Inconclusive role of human papillomavirus infection in breast cancer

A total of 77 breast cancer specimens and 77 corresponding paraneoplastic breast tissues were collected at the time of operation and were frozen immediately at −80 °C. These samples were obtained from patients diagnosed between February 2011 and May 2012 at the First Affiliated Hospital of Harbin Medical University (Harbin, China). All of the patients were women living in northeastern China, and none had a history of cervical carcinoma. Informed consent according to the criteria of Harbin Medical University was obtained from all patients, and this study was approved by the Institutional Research Board of Harbin Medical University (No. HMUIRB20120002).

DNA was extracted from fresh frozen breast tissues as previously described, using SDS lysis/proteinase-K digestion, phenol/chloroform extraction, and ethanol precipitation. The DNA quality was confirmed by the amplification of a 268-bp fragment of human β-globin gene using and primers G073 (5′-GAAGAGCCAAG GACAGGTAC-3′) and G074 (5′-CAACTTCATCCACGTTCACC-3′). To avoid contamination between samples, the cutting blade was changed after the sectioning of each sample.

DNA samples were then screened for the presence of HPV by PCR using two sets of primers: MY09/11 and FAP59/64. Consensus primers MY09 (5′-CGTCCMARRGGAWACTGATC-3′) and MY11 (5′-GCMCAGGGWCATAAY AATGG-3′) amplify a 450-bp fragment in the highly conserved region in L1 of mucosal HPV types (annealing temperature 50 °C). Degenerated primers FAP59 (5′-TAACWGTIGGICAYCCWTATT-3′) and FAP64 (5′-CCWATATCWVHCATIT CICCATC-3′) can detect a 478-bp fragment in the L1 region of both mucosal and cutaneous HPV types (annealing temperature 55 °C). PCR was performed in a volume of 20 μL, containing 100 ng of extracted DNA, 1.67 mM MgCl₂, 200 μM dNTPs, 0.4 μM of each primer and 0.5 U Taq DNA polymerase (TaKaRa, Japan), and reaction buffer (10 × PCR buffer, TaKaRa, Japan), according to the following conditions: 5 min at 94 °C, then 40 cycles of 5 s at 98 °C, 30s at 50 or 55 °C, and 60 s at 72 °C, followed by a 5-min extension at 72 °C in an automated thermocycler (Eppendorf, Germany). The full genomes of HPV-16, −11, and −8 were cloned in the pBS322 plasmid (donated by Michelle A. Ozbun), and HPV-18-positive cervical cancer specimens were used as positive controls; sterile water was used as a negative control. The PCR products were separated on 1.5 % agarose gel (Blowest, Spain) and visualized with ethidium bromide staining after electrophoresis.
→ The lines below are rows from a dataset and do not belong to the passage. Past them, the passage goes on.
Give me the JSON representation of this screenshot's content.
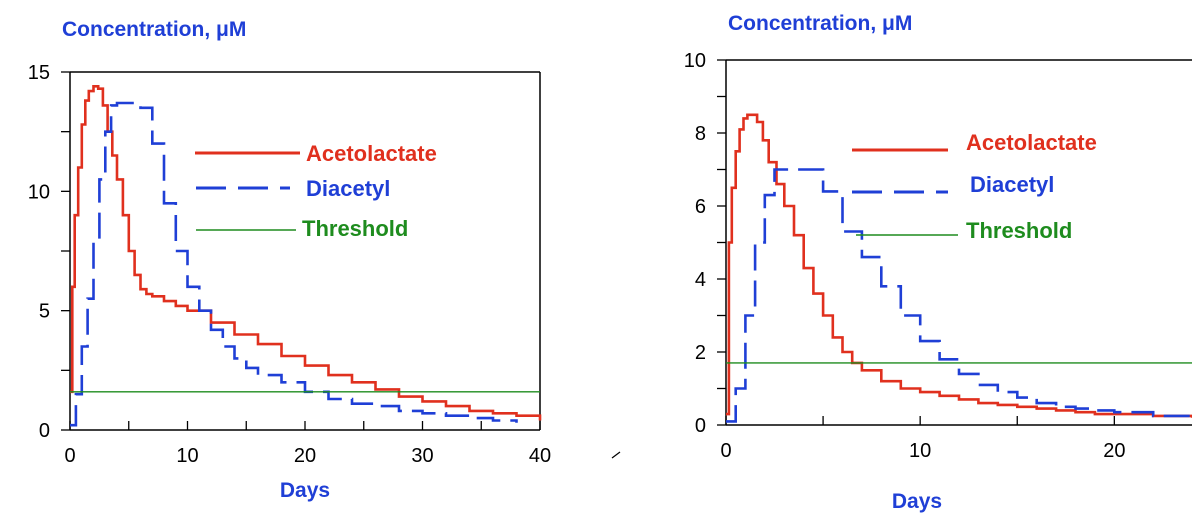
{
  "colors": {
    "acetolactate": "#e0301e",
    "diacetyl": "#1f3fd6",
    "threshold": "#1e8c1e",
    "label_blue": "#1f3fd6",
    "axis": "#000000"
  },
  "chart_data": [
    {
      "type": "line",
      "ylabel": "Concentration, μM",
      "xlabel": "Days",
      "xlim": [
        0,
        40
      ],
      "ylim": [
        0,
        15
      ],
      "xticks": [
        0,
        10,
        20,
        30,
        40
      ],
      "yticks": [
        0,
        5,
        10,
        15
      ],
      "x_tick_labels": [
        "0",
        "10",
        "20",
        "30",
        "40"
      ],
      "y_tick_labels": [
        "0",
        "5",
        "10",
        "15"
      ],
      "legend_position": "right",
      "series": [
        {
          "name": "Acetolactate",
          "style": "solid",
          "x": [
            0,
            0.2,
            0.4,
            0.7,
            1.0,
            1.3,
            1.6,
            2.0,
            2.4,
            2.8,
            3.2,
            3.6,
            4.0,
            4.5,
            5.0,
            5.5,
            6.0,
            6.5,
            7.0,
            8.0,
            9.0,
            10.0,
            12.0,
            14.0,
            16.0,
            18.0,
            20.0,
            22.0,
            24.0,
            26.0,
            28.0,
            30.0,
            32.0,
            34.0,
            36.0,
            38.0,
            39.5,
            40.0
          ],
          "y": [
            1.6,
            6.0,
            9.0,
            11.0,
            12.8,
            13.8,
            14.2,
            14.4,
            14.3,
            13.6,
            12.5,
            11.5,
            10.5,
            9.0,
            7.5,
            6.5,
            5.9,
            5.7,
            5.6,
            5.4,
            5.2,
            5.0,
            4.5,
            4.0,
            3.6,
            3.1,
            2.7,
            2.3,
            2.0,
            1.7,
            1.4,
            1.2,
            1.0,
            0.8,
            0.7,
            0.6,
            0.6,
            0.4
          ]
        },
        {
          "name": "Diacetyl",
          "style": "dashed",
          "x": [
            0,
            0.5,
            1.0,
            1.5,
            2.0,
            2.5,
            3.0,
            3.5,
            4.0,
            5.0,
            6.0,
            7.0,
            8.0,
            9.0,
            10.0,
            11.0,
            12.0,
            13.0,
            14.0,
            15.0,
            16.0,
            18.0,
            20.0,
            22.0,
            24.0,
            26.0,
            28.0,
            30.0,
            32.0,
            34.0,
            36.0,
            38.0
          ],
          "y": [
            0.2,
            1.5,
            3.5,
            5.5,
            8.0,
            10.5,
            12.5,
            13.6,
            13.7,
            13.7,
            13.5,
            12.0,
            9.5,
            7.5,
            6.0,
            5.0,
            4.2,
            3.5,
            3.0,
            2.6,
            2.3,
            2.0,
            1.6,
            1.3,
            1.1,
            1.0,
            0.8,
            0.7,
            0.6,
            0.5,
            0.4,
            0.3
          ]
        },
        {
          "name": "Threshold",
          "style": "solid-thin",
          "x": [
            0,
            40
          ],
          "y": [
            1.6,
            1.6
          ]
        }
      ]
    },
    {
      "type": "line",
      "ylabel": "Concentration, μM",
      "xlabel": "Days",
      "xlim": [
        0,
        24
      ],
      "ylim": [
        0,
        10
      ],
      "xticks": [
        0,
        10,
        20
      ],
      "yticks": [
        0,
        2,
        4,
        6,
        8,
        10
      ],
      "x_tick_labels": [
        "0",
        "10",
        "20"
      ],
      "y_tick_labels": [
        "0",
        "2",
        "4",
        "6",
        "8",
        "10"
      ],
      "legend_position": "right",
      "series": [
        {
          "name": "Acetolactate",
          "style": "solid",
          "x": [
            0,
            0.15,
            0.3,
            0.5,
            0.7,
            0.9,
            1.1,
            1.3,
            1.6,
            1.9,
            2.2,
            2.6,
            3.0,
            3.5,
            4.0,
            4.5,
            5.0,
            5.5,
            6.0,
            6.5,
            7.0,
            8.0,
            9.0,
            10.0,
            11.0,
            12.0,
            13.0,
            14.0,
            15.0,
            16.0,
            17.0,
            18.0,
            19.0,
            20.0,
            22.0,
            24.0
          ],
          "y": [
            0.3,
            5.0,
            6.5,
            7.5,
            8.1,
            8.4,
            8.5,
            8.5,
            8.3,
            7.8,
            7.2,
            6.6,
            6.0,
            5.2,
            4.3,
            3.6,
            3.0,
            2.4,
            2.0,
            1.7,
            1.5,
            1.2,
            1.0,
            0.9,
            0.8,
            0.7,
            0.6,
            0.55,
            0.5,
            0.45,
            0.4,
            0.35,
            0.3,
            0.3,
            0.25,
            0.2
          ]
        },
        {
          "name": "Diacetyl",
          "style": "dashed",
          "x": [
            0,
            0.5,
            1.0,
            1.5,
            2.0,
            2.5,
            3.0,
            4.0,
            5.0,
            6.0,
            7.0,
            8.0,
            9.0,
            10.0,
            11.0,
            12.0,
            13.0,
            14.0,
            15.0,
            16.0,
            17.0,
            18.0,
            19.0,
            20.0,
            22.0,
            24.0
          ],
          "y": [
            0.1,
            1.0,
            3.0,
            5.0,
            6.3,
            7.0,
            7.0,
            7.0,
            6.4,
            5.3,
            4.6,
            3.8,
            3.0,
            2.3,
            1.8,
            1.4,
            1.1,
            0.9,
            0.75,
            0.6,
            0.5,
            0.45,
            0.4,
            0.35,
            0.25,
            0.2
          ]
        },
        {
          "name": "Threshold",
          "style": "solid-thin",
          "x": [
            0,
            24
          ],
          "y": [
            1.7,
            1.7
          ]
        }
      ]
    }
  ]
}
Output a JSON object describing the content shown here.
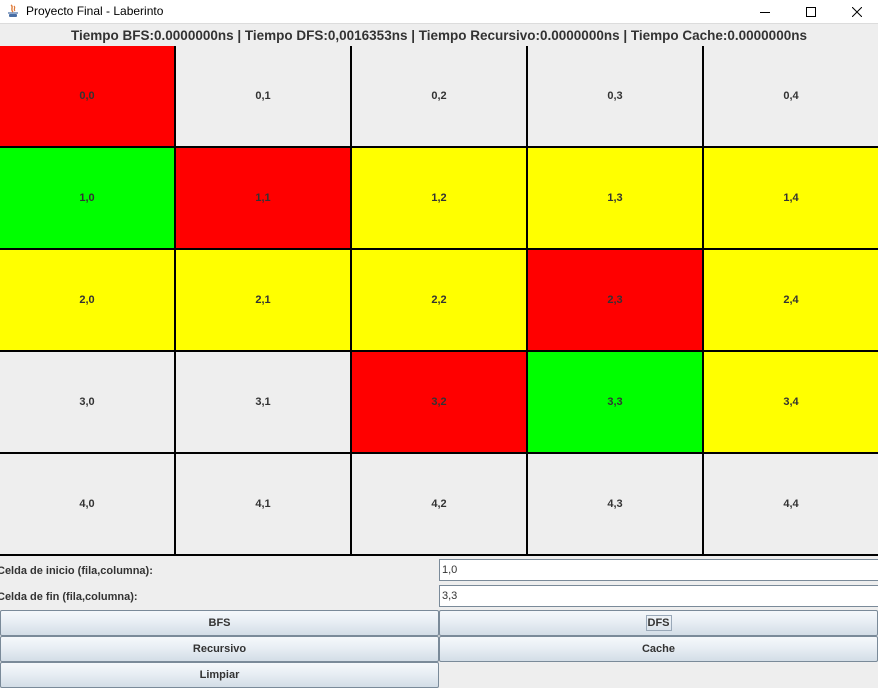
{
  "window": {
    "title": "Proyecto Final - Laberinto"
  },
  "timing": {
    "text": "Tiempo BFS:0.0000000ns |  Tiempo DFS:0,0016353ns | Tiempo Recursivo:0.0000000ns | Tiempo Cache:0.0000000ns"
  },
  "colors": {
    "wall": "#ff0000",
    "endpoint": "#00ff00",
    "path": "#ffff00",
    "empty": "#eeeeee"
  },
  "grid": {
    "rows": [
      [
        {
          "label": "0,0",
          "state": "wall"
        },
        {
          "label": "0,1",
          "state": "empty"
        },
        {
          "label": "0,2",
          "state": "empty"
        },
        {
          "label": "0,3",
          "state": "empty"
        },
        {
          "label": "0,4",
          "state": "empty"
        }
      ],
      [
        {
          "label": "1,0",
          "state": "endpoint"
        },
        {
          "label": "1,1",
          "state": "wall"
        },
        {
          "label": "1,2",
          "state": "path"
        },
        {
          "label": "1,3",
          "state": "path"
        },
        {
          "label": "1,4",
          "state": "path"
        }
      ],
      [
        {
          "label": "2,0",
          "state": "path"
        },
        {
          "label": "2,1",
          "state": "path"
        },
        {
          "label": "2,2",
          "state": "path"
        },
        {
          "label": "2,3",
          "state": "wall"
        },
        {
          "label": "2,4",
          "state": "path"
        }
      ],
      [
        {
          "label": "3,0",
          "state": "empty"
        },
        {
          "label": "3,1",
          "state": "empty"
        },
        {
          "label": "3,2",
          "state": "wall"
        },
        {
          "label": "3,3",
          "state": "endpoint"
        },
        {
          "label": "3,4",
          "state": "path"
        }
      ],
      [
        {
          "label": "4,0",
          "state": "empty"
        },
        {
          "label": "4,1",
          "state": "empty"
        },
        {
          "label": "4,2",
          "state": "empty"
        },
        {
          "label": "4,3",
          "state": "empty"
        },
        {
          "label": "4,4",
          "state": "empty"
        }
      ]
    ]
  },
  "form": {
    "start_label": "Celda de inicio (fila,columna):",
    "start_value": "1,0",
    "end_label": "Celda de fin (fila,columna):",
    "end_value": "3,3"
  },
  "buttons": {
    "bfs": "BFS",
    "dfs": "DFS",
    "recursivo": "Recursivo",
    "cache": "Cache",
    "limpiar": "Limpiar"
  }
}
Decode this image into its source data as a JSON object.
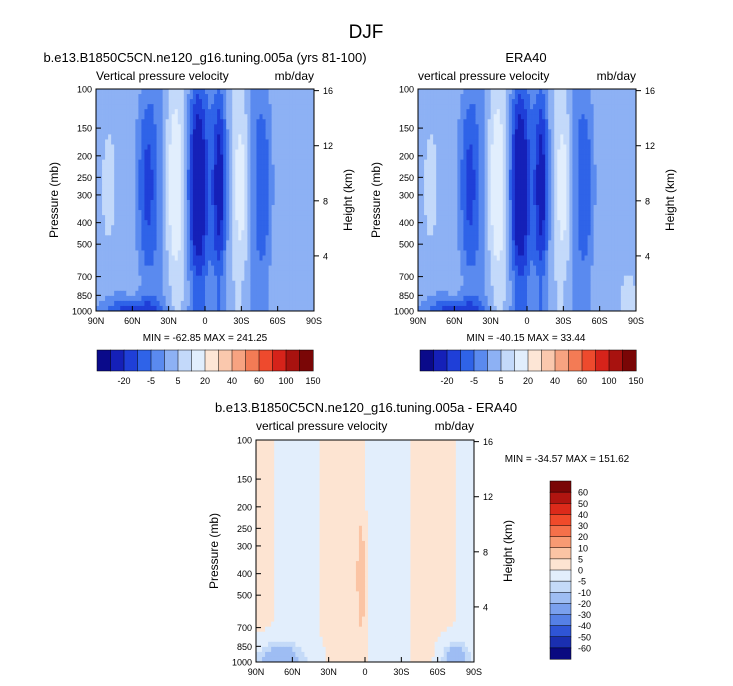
{
  "page": {
    "title": "DJF"
  },
  "chart_data": [
    {
      "type": "heatmap",
      "title": "b.e13.B1850C5CN.ne120_g16.tuning.005a (yrs 81-100)",
      "field_label": "Vertical pressure velocity",
      "units": "mb/day",
      "xlabel": "",
      "ylabel": "Pressure (mb)",
      "ylabel_right": "Height (km)",
      "x_tick_labels": [
        "90N",
        "60N",
        "30N",
        "0",
        "30S",
        "60S",
        "90S"
      ],
      "y_tick_labels": [
        "100",
        "150",
        "200",
        "250",
        "300",
        "400",
        "500",
        "700",
        "850",
        "1000"
      ],
      "y_right_tick_labels": [
        "16",
        "12",
        "8",
        "4"
      ],
      "stats": "MIN = -62.85  MAX = 241.25",
      "colorbar_labels": [
        "-20",
        "-5",
        "5",
        "20",
        "40",
        "60",
        "100",
        "150"
      ],
      "colorbar_colors": [
        "#0a0a8a",
        "#1520b8",
        "#1f3fd8",
        "#2f63e8",
        "#5a8aef",
        "#8db1f4",
        "#c3d9fa",
        "#e1eefd",
        "#fde6d6",
        "#fac8ad",
        "#f7a381",
        "#f37b55",
        "#ee4a2d",
        "#d6231a",
        "#a8120f",
        "#7a0606"
      ],
      "pattern": "model"
    },
    {
      "type": "heatmap",
      "title": "ERA40",
      "field_label": "vertical pressure velocity",
      "units": "mb/day",
      "xlabel": "",
      "ylabel": "Pressure (mb)",
      "ylabel_right": "Height (km)",
      "x_tick_labels": [
        "90N",
        "60N",
        "30N",
        "0",
        "30S",
        "60S",
        "90S"
      ],
      "y_tick_labels": [
        "100",
        "150",
        "200",
        "250",
        "300",
        "400",
        "500",
        "700",
        "850",
        "1000"
      ],
      "y_right_tick_labels": [
        "16",
        "12",
        "8",
        "4"
      ],
      "stats": "MIN = -40.15  MAX = 33.44",
      "colorbar_labels": [
        "-20",
        "-5",
        "5",
        "20",
        "40",
        "60",
        "100",
        "150"
      ],
      "colorbar_colors": [
        "#0a0a8a",
        "#1520b8",
        "#1f3fd8",
        "#2f63e8",
        "#5a8aef",
        "#8db1f4",
        "#c3d9fa",
        "#e1eefd",
        "#fde6d6",
        "#fac8ad",
        "#f7a381",
        "#f37b55",
        "#ee4a2d",
        "#d6231a",
        "#a8120f",
        "#7a0606"
      ],
      "pattern": "obs"
    },
    {
      "type": "heatmap",
      "title": "b.e13.B1850C5CN.ne120_g16.tuning.005a - ERA40",
      "field_label": "vertical pressure velocity",
      "units": "mb/day",
      "xlabel": "",
      "ylabel": "Pressure (mb)",
      "ylabel_right": "Height (km)",
      "x_tick_labels": [
        "90N",
        "60N",
        "30N",
        "0",
        "30S",
        "60S",
        "90S"
      ],
      "y_tick_labels": [
        "100",
        "150",
        "200",
        "250",
        "300",
        "400",
        "500",
        "700",
        "850",
        "1000"
      ],
      "y_right_tick_labels": [
        "16",
        "12",
        "8",
        "4"
      ],
      "stats": "MIN = -34.57  MAX = 151.62",
      "colorbar_labels": [
        "60",
        "50",
        "40",
        "30",
        "20",
        "10",
        "5",
        "0",
        "-5",
        "-10",
        "-20",
        "-30",
        "-40",
        "-50",
        "-60"
      ],
      "colorbar_colors": [
        "#7a0606",
        "#b01510",
        "#dc2a1a",
        "#f04a2a",
        "#f5704a",
        "#f89a73",
        "#fbc4a4",
        "#fde4d2",
        "#e2eefc",
        "#c4daf8",
        "#9ebdf3",
        "#7aa0ee",
        "#5580e6",
        "#2f55d6",
        "#1a2fb0",
        "#0a0a80"
      ],
      "pattern": "diff"
    }
  ]
}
Eligible articles published from January 1989 to June 2013 were identified by an electronic PubMed search using the MeSH terms “human,” “papillomavirus,” and “breast carcinoma.” Additional articles from the reference lists of retrieved articles were also screened. The inclusion criteria of the studies were as follows: (1) detection of HPV in female breast cancer; (2) full text in English; (3) independent of other studies. The experimental results from the present molecular study were included in the meta-analysis.

Two authors (Jinyuan Li and Lanlan Wei) independently extracted data and reached a consensus on all issues. Disagreements were discussed and resolved according to the inclusion criteria and consensus. The following data were extracted from each report: the first author, year of publication, country of origin, ethnicity, sample size (cases and controls), HPV prevalence, DNA source, detection method, PCR primers used, histological subtypes tested, and HPV types detected.

An epidemiological review of the overall and type-specific HPV prevalence in breast cancer cases was conducted. Four high-risk HPV types were identified (HPV-16, −18, −31, −33), and two low-risk HPV types were identified (HPV-6 and −11). A meta-analysis was performed to explore the association between HPV infection and breast cancer risk in the form of a case (breast cancer tissues) versus control (normal breast cancer tissues, breast tumor adjacent tissues, or benign breast lesions) comparison. An unconditional logistic regression model was used to compare HPV prevalence according to the influential parameters: HPV DNA source, PCR primers used in detection, and publication period.

A fixed-effect model (Mantel-Haenszel method) and a random-effect model (DerSimonian and Laird method) were used to pool the case–control data. These two models provide similar results when between-study heterogeneity is absent; otherwise, the random-effect model is more appropriate. Between-study heterogeneity was tested using the χ²-based Q test, and heterogeneity was considered significant if p < 0.05. Subgroup analyses were further performed to explore the source of the existing heterogeneity. Publication bias was evaluated using the linear regression asymmetry tests designed by Egger et al. [47]. Analyses were carried out using Stata version 11 software (StataCorp, College Station, TX).